MICHAEL BRADEN (NALCO Champion) 

Deposit analysis of the jet/kerosene trays in the distillation towers has shown that phosphorus can be a component in association with sulfur and iron. The phosphorus usually results in the use of a chemical additive in upstream applications, such as a part of a corrosion inhibitor, or present in downhole fracking fluids. Phosphorus-containing additives are also used as fouling inhibitors for barium sulfate. 

The downhole applications use mono- and diphosphate esters that can be removed by coagulation via inorganic chemicals. Unfortunately in the manufacturing process, triphosphate esters are also formed, are oil-soluble, and cannot be removed by the coagulation mechanism. Thus, the triphosphate esters move through the refinery’s desalters and are in the crude entering the distillation towers. At this point, the higher temperatures begin to hydrolyze the triphosphate esters converting to it to phosphoric acid, which then distills up the tower and condenses at the jet or kerosene sections. The acid reacts with the iron and sulfur causing corrosion to occur. Overtime, the deposit is large enough to block the holes in the trays. At this point, the tower needs to be shutdown to remove the deposit. 

There are chemical additives which are used to complex the phosphoric acid generated and keep the phosphorus in the resid. Please consult your chemical supplier. 

Another method to mitigate the fouling is to install trays with larger holes; although this will not decrease the fouling, it will lengthen the run time for the tower. 

 

EDWIN WATTS (LyondellBasell Houston Refining) 

It is important for refineries to have a rigorous program to analyze crudes, particularly new crudes, for impurities that will cause issues on the crude or downstream units.
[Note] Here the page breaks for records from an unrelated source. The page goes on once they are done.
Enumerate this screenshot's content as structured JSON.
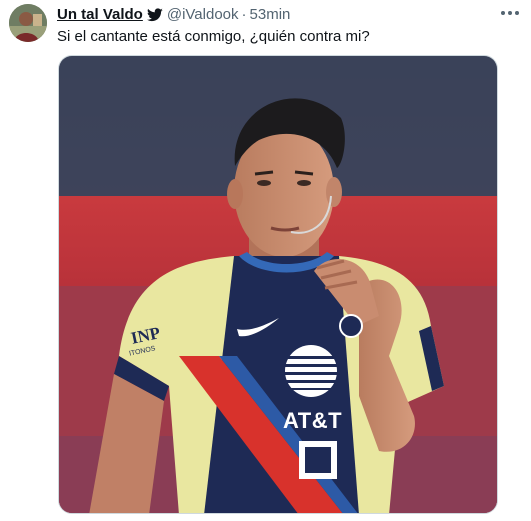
{
  "tweet": {
    "display_name": "Un tal Valdo",
    "handle": "@iValdook",
    "separator": "·",
    "time": "53min",
    "text": "Si el cantante está conmigo, ¿quién contra mi?"
  },
  "icons": {
    "avatar": "user-avatar",
    "verified": "twitter-bird-icon",
    "more": "more-options-icon"
  },
  "media": {
    "jersey_sponsor": "AT&T",
    "jersey_brand_left": "INP",
    "jersey_brand_left_sub": "ITONOS"
  },
  "colors": {
    "text": "#0f1419",
    "muted": "#536471",
    "brand_blue": "#1d9bf0",
    "jersey_yellow": "#e9e7a0",
    "jersey_navy": "#1e2a55",
    "jersey_red": "#d8322c"
  }
}
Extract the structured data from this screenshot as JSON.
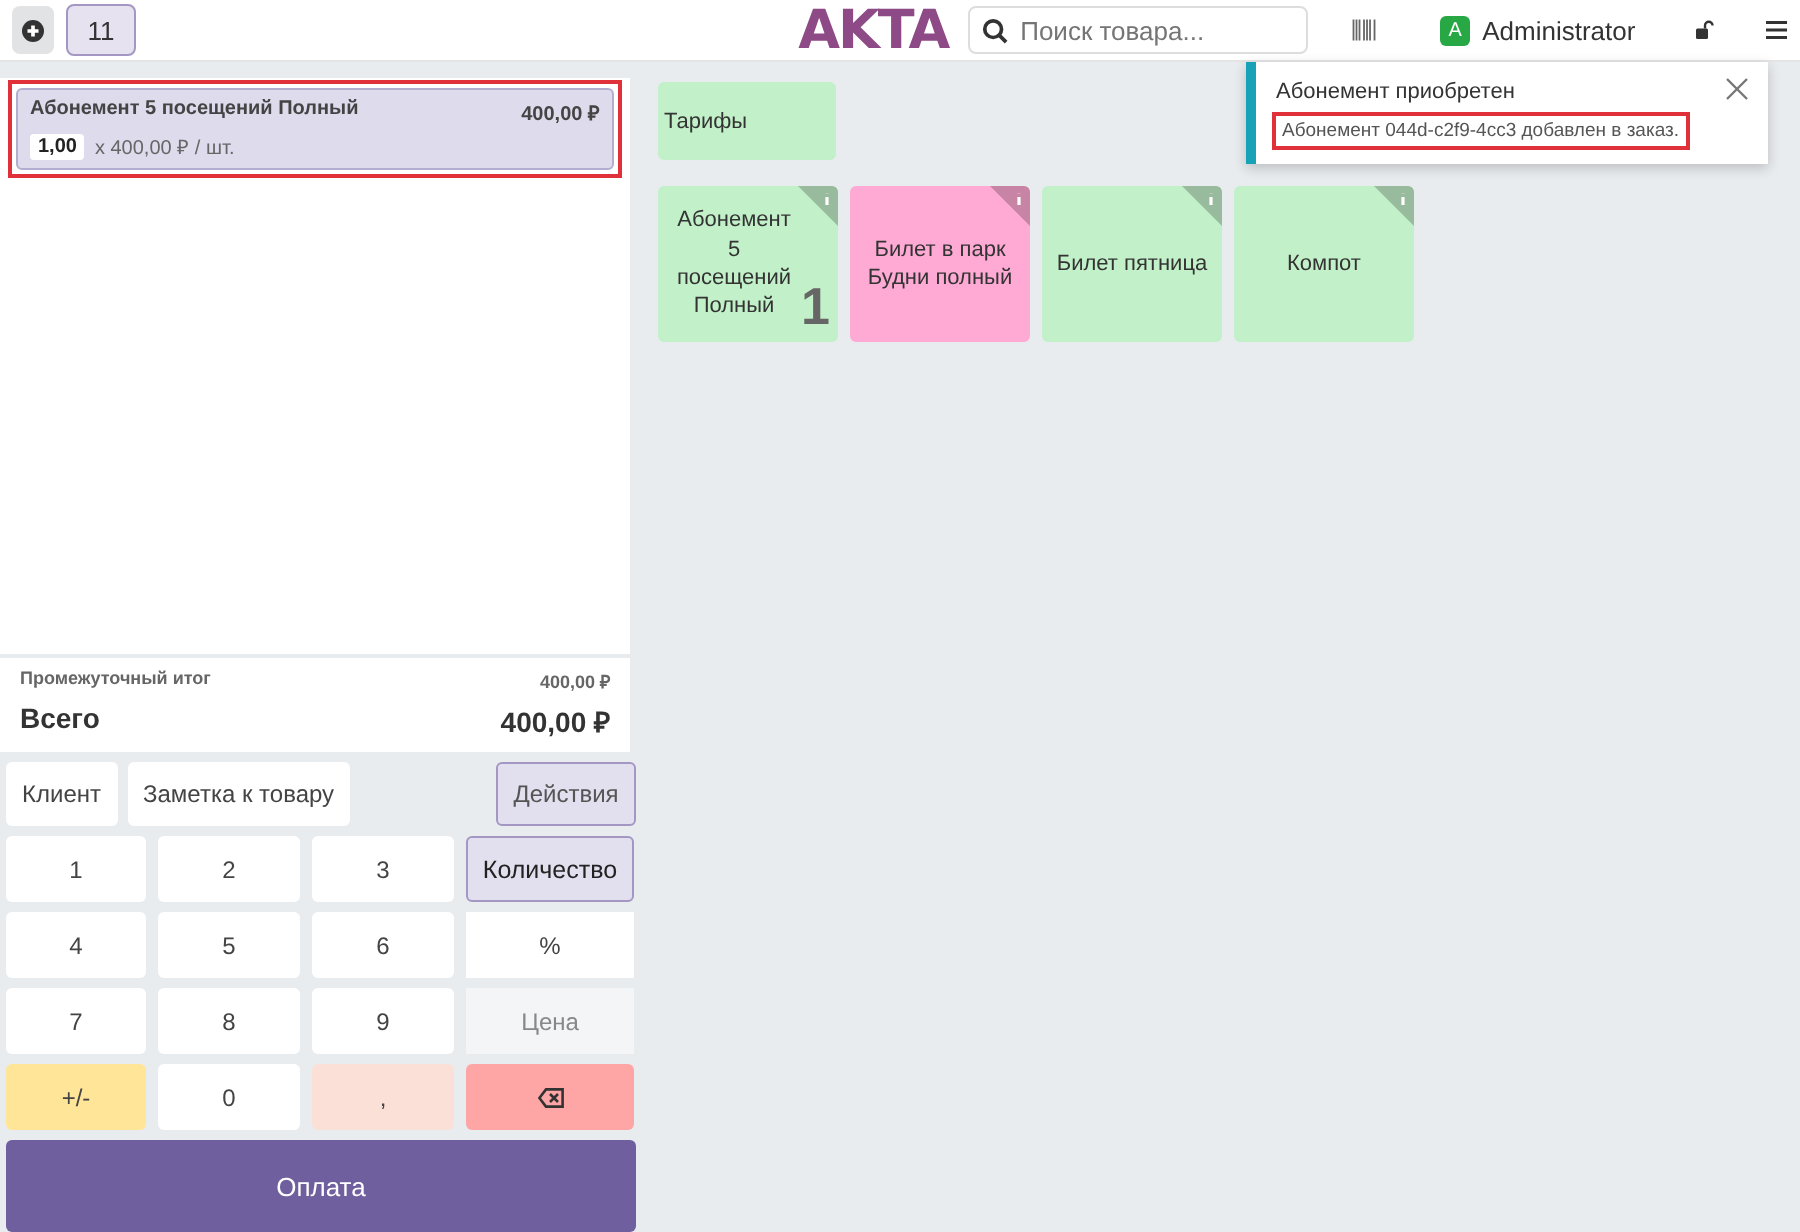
{
  "header": {
    "new_order_label": "11",
    "logo": "AKTA",
    "search": {
      "placeholder": "Поиск товара..."
    },
    "user": {
      "initial": "A",
      "name": "Administrator"
    }
  },
  "order": {
    "lines": [
      {
        "name": "Абонемент 5 посещений Полный",
        "price": "400,00 ₽",
        "quantity": "1,00",
        "unit_price": "x 400,00 ₽ / шт.",
        "selected": true,
        "highlighted": true
      }
    ],
    "subtotal_label": "Промежуточный итог",
    "subtotal": "400,00 ₽",
    "total_label": "Всего",
    "total": "400,00 ₽"
  },
  "actions": [
    {
      "label": "Клиент",
      "selected": false
    },
    {
      "label": "Заметка к товару",
      "selected": false
    }
  ],
  "actions_menu": {
    "label": "Действия"
  },
  "numpad": [
    {
      "kind": "digit",
      "label": "1"
    },
    {
      "kind": "digit",
      "label": "2"
    },
    {
      "kind": "digit",
      "label": "3"
    },
    {
      "kind": "mode",
      "label": "Количество",
      "selected": true,
      "disabled": false
    },
    {
      "kind": "digit",
      "label": "4"
    },
    {
      "kind": "digit",
      "label": "5"
    },
    {
      "kind": "digit",
      "label": "6"
    },
    {
      "kind": "mode",
      "label": "%",
      "selected": false,
      "disabled": false
    },
    {
      "kind": "digit",
      "label": "7"
    },
    {
      "kind": "digit",
      "label": "8"
    },
    {
      "kind": "digit",
      "label": "9"
    },
    {
      "kind": "mode",
      "label": "Цена",
      "selected": false,
      "disabled": true
    },
    {
      "kind": "sign",
      "label": "+/-"
    },
    {
      "kind": "digit",
      "label": "0"
    },
    {
      "kind": "decimal",
      "label": ","
    },
    {
      "kind": "backspace"
    }
  ],
  "pay_button": "Оплата",
  "categories": [
    {
      "label": "Тарифы",
      "color": "#c2f0c8"
    }
  ],
  "products": [
    {
      "name": "Абонемент 5 посещений Полный",
      "color": "#c2f0c8",
      "count": "1"
    },
    {
      "name": "Билет в парк Будни полный",
      "color": "#ffaad4"
    },
    {
      "name": "Билет пятница",
      "color": "#c2f0c8"
    },
    {
      "name": "Компот",
      "color": "#c2f0c8"
    }
  ],
  "notification": {
    "title": "Абонемент приобретен",
    "message": "Абонемент 044d-c2f9-4cc3 добавлен в заказ.",
    "highlighted": true
  }
}
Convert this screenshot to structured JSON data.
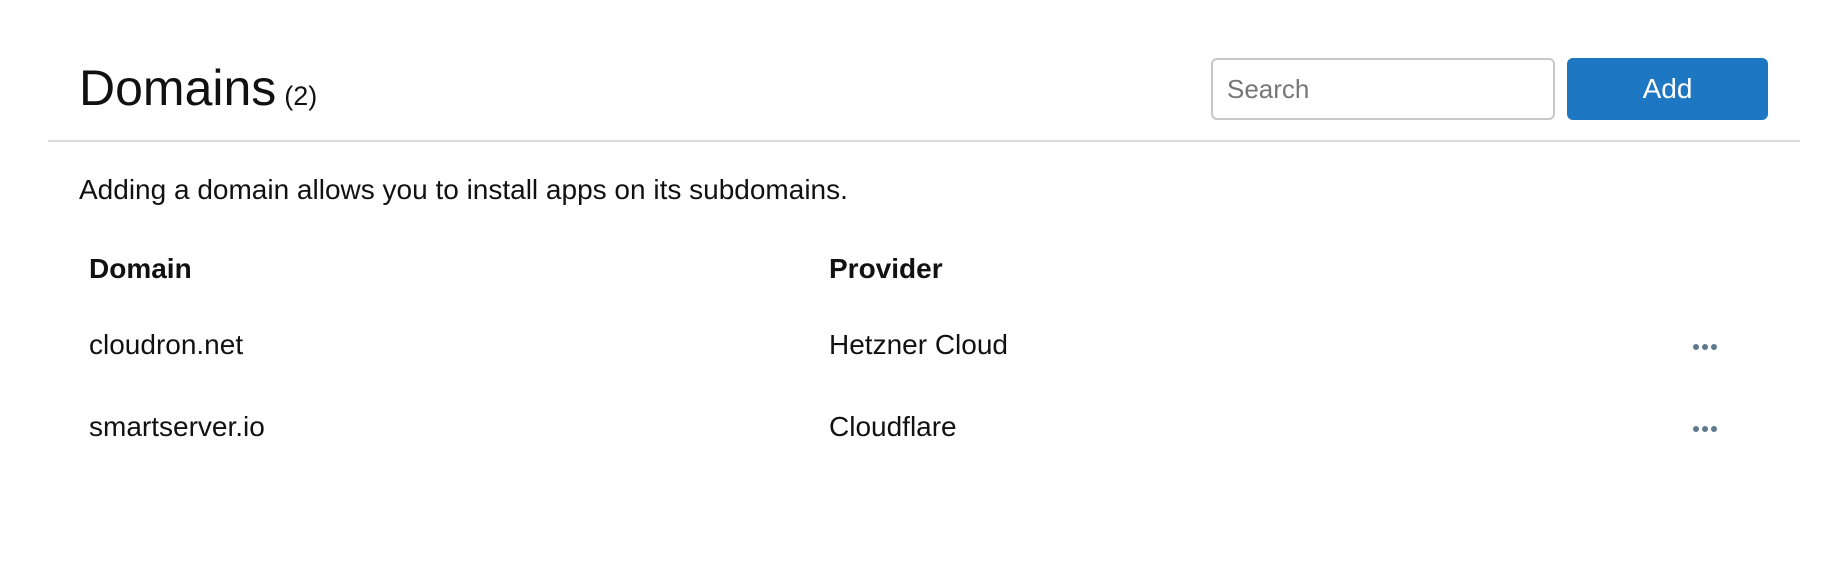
{
  "header": {
    "title": "Domains",
    "count": "(2)",
    "search_placeholder": "Search",
    "add_label": "Add"
  },
  "description": "Adding a domain allows you to install apps on its subdomains.",
  "table": {
    "columns": {
      "domain": "Domain",
      "provider": "Provider"
    },
    "rows": [
      {
        "domain": "cloudron.net",
        "provider": "Hetzner Cloud",
        "actions_icon": "more-horizontal-icon"
      },
      {
        "domain": "smartserver.io",
        "provider": "Cloudflare",
        "actions_icon": "more-horizontal-icon"
      }
    ]
  },
  "colors": {
    "accent": "#1e77c2",
    "icon": "#5d7a8c",
    "divider": "#dcdcdc"
  }
}
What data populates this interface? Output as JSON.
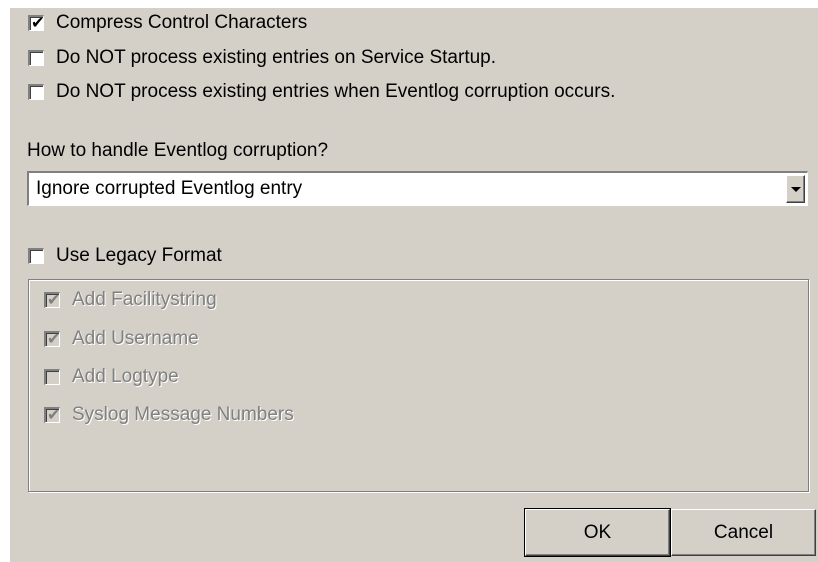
{
  "options": {
    "compress": {
      "label": "Compress Control Characters",
      "checked": true
    },
    "no_startup": {
      "label": "Do NOT process existing entries on Service Startup.",
      "checked": false
    },
    "no_corruption": {
      "label": "Do NOT process existing entries when Eventlog corruption occurs.",
      "checked": false
    }
  },
  "corruption": {
    "label": "How to handle Eventlog corruption?",
    "selected": "Ignore corrupted Eventlog entry"
  },
  "legacy": {
    "label": "Use Legacy Format",
    "checked": false
  },
  "legacy_options": {
    "facility": {
      "label": "Add Facilitystring",
      "checked": true
    },
    "username": {
      "label": "Add Username",
      "checked": true
    },
    "logtype": {
      "label": "Add Logtype",
      "checked": false
    },
    "msgnumbers": {
      "label": "Syslog Message Numbers",
      "checked": true
    }
  },
  "buttons": {
    "ok": "OK",
    "cancel": "Cancel"
  },
  "icons": {
    "check": "check-mark-icon",
    "dropdown": "chevron-down-icon"
  },
  "colors": {
    "face": "#d4d0c8",
    "shadow": "#808080"
  }
}
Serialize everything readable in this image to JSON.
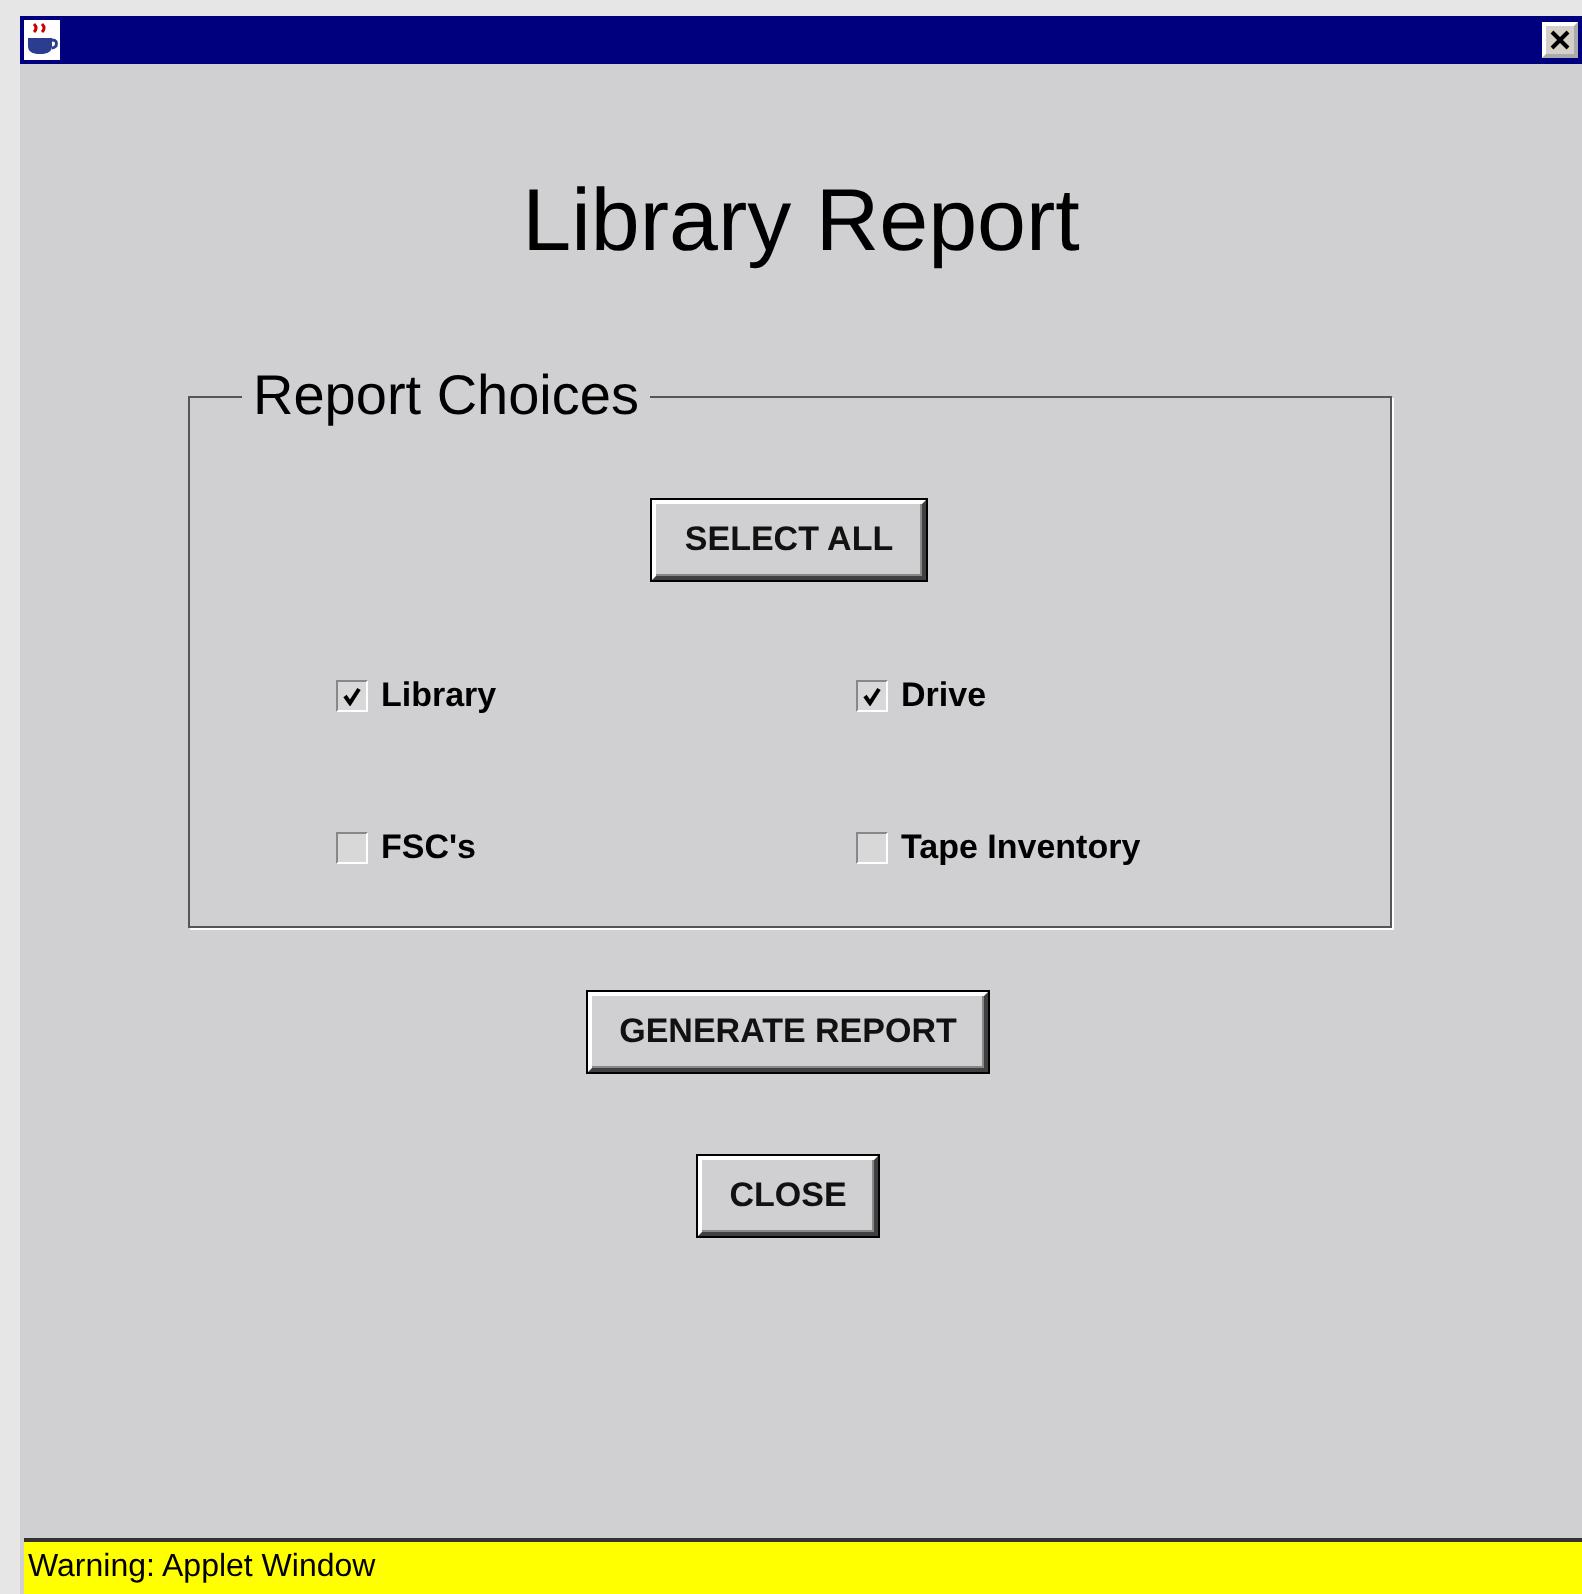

Recently, we experienced fouling in the kerosene section of one of the crude units. A sample from the kerosene pumparound exchangers showed a combination of hydrocarbons and corrosion products. There were trace levels of metals and phosphorous. We have made adjustments to unload the top section of the tower to minimize flooding, reduce pressure drop, and improve fractionation. We will verify the fouling mechanism during an upcoming turnaround. 

 

MAUREEN PRICE (FLUOR) 

Phosphorus originates mostly from secondary recovery processes and causes severe fouling in the jet pumparound (both trays and exchangers), jet product route (exchangers), and in the jet-diesel fractionation section. There have been problems with some Canadian and fracked crudes, as well. Fouling-resistant trays, such as PROVALVES, have been effective (at least in some cases) in alleviating the problem in the tower but have aggravated the problem in the exchangers. Bypasses permitting cleaning exchangers when the plant is running have been very useful, but beware of design conditions. It is difficult to predict the offending crudes as the amount of phosphorus is usually small in them. The deposits often show 10 to 50% phosphorus. However, one Southern California refiner who runs 20% Canadian crudes has no evidence of any phosphorus fouling. Barium fouling has been experienced by another client. 

CCQTA has established a limit of maximum of 1.5 ppm volatile phosphorus after conducting research. Their website has a large amount of information available, including test methods.